ねえ、君にもし、もう一度会えたなら。





恒生さんが手にとって。



皆に見えるようにと……




それを、掲げる。








「……あ、これ、私とサワだ。」



一番窓際…後ろの席。



みっちゃんが私の机に手を置いて…しゃがみ込んでいる。


私は席に座って。


二人大口を開けて…笑っていた。







「……この景色……、教室の後ろから撮っただろ。しかも真ん中辺りから。」




「……当たり。しんちゃんの半目の世界を写真に撮ろうと思ってさ。そしたら……、よく見えるんだよ。紗羽ちゃんが笑っている所も、それから………ホラ。」



恒生さんが指さした所に……



小さく、豆粒のように…写る姿。





「………。
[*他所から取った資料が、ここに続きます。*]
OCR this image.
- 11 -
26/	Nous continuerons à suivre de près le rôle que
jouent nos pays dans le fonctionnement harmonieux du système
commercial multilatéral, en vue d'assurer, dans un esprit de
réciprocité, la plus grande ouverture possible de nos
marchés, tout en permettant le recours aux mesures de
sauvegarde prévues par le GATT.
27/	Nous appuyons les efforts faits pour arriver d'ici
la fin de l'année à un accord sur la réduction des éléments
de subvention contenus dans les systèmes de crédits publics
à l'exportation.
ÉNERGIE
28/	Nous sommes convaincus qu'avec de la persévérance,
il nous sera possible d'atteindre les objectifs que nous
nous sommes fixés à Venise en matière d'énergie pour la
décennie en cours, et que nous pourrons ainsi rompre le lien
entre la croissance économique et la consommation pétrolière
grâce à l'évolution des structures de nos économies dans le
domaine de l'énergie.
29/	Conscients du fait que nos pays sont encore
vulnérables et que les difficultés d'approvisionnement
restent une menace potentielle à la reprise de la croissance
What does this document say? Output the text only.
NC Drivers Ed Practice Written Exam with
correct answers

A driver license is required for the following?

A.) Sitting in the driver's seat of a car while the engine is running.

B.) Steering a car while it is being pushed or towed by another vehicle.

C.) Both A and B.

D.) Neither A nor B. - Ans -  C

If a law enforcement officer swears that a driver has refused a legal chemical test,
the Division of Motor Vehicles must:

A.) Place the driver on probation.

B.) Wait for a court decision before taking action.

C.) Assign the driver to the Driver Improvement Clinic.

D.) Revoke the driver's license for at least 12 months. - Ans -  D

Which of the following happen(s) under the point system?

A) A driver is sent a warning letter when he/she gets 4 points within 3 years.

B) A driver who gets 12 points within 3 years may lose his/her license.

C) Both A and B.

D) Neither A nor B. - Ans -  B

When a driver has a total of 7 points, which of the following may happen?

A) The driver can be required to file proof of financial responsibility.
この人は、一体誰を見てたんだろうね…。」





「「「…………。」」」














写真の人物は……



早瀬。





その、視線の先を辿ると………。








「…………。何で…。」





そこには………、




私……。




「…何で…この写真…?」



「俺が撮って…、早瀬が自分の写真に…これを選んだ。」




「……このメッセージは?」






『一枚足りなくてごめん。でも一緒に写ってるから、それで許して』





「……どういう意味?私の…写真は?」





「………。裏、みてごらん?」




恒生さんに言われた通りに……


写真を、裏返す。







「………………。」






『先生、また会いにゃしょう!(紗羽)』


その下に小さく…、


代筆、早瀬と…書いてある。






猫顔の落書きされた写真だったから……


そんなメッセージを書いた。




「俺も、しんちゃんも…紗羽ちゃんのネコ顔の写真なんて…見たことないよ。…言ったろ?写真は嘘をつかないって。早瀬は多分…、自分が撮った紗羽ちゃんの写真だけは……。人に見せたくなかったのかもね。」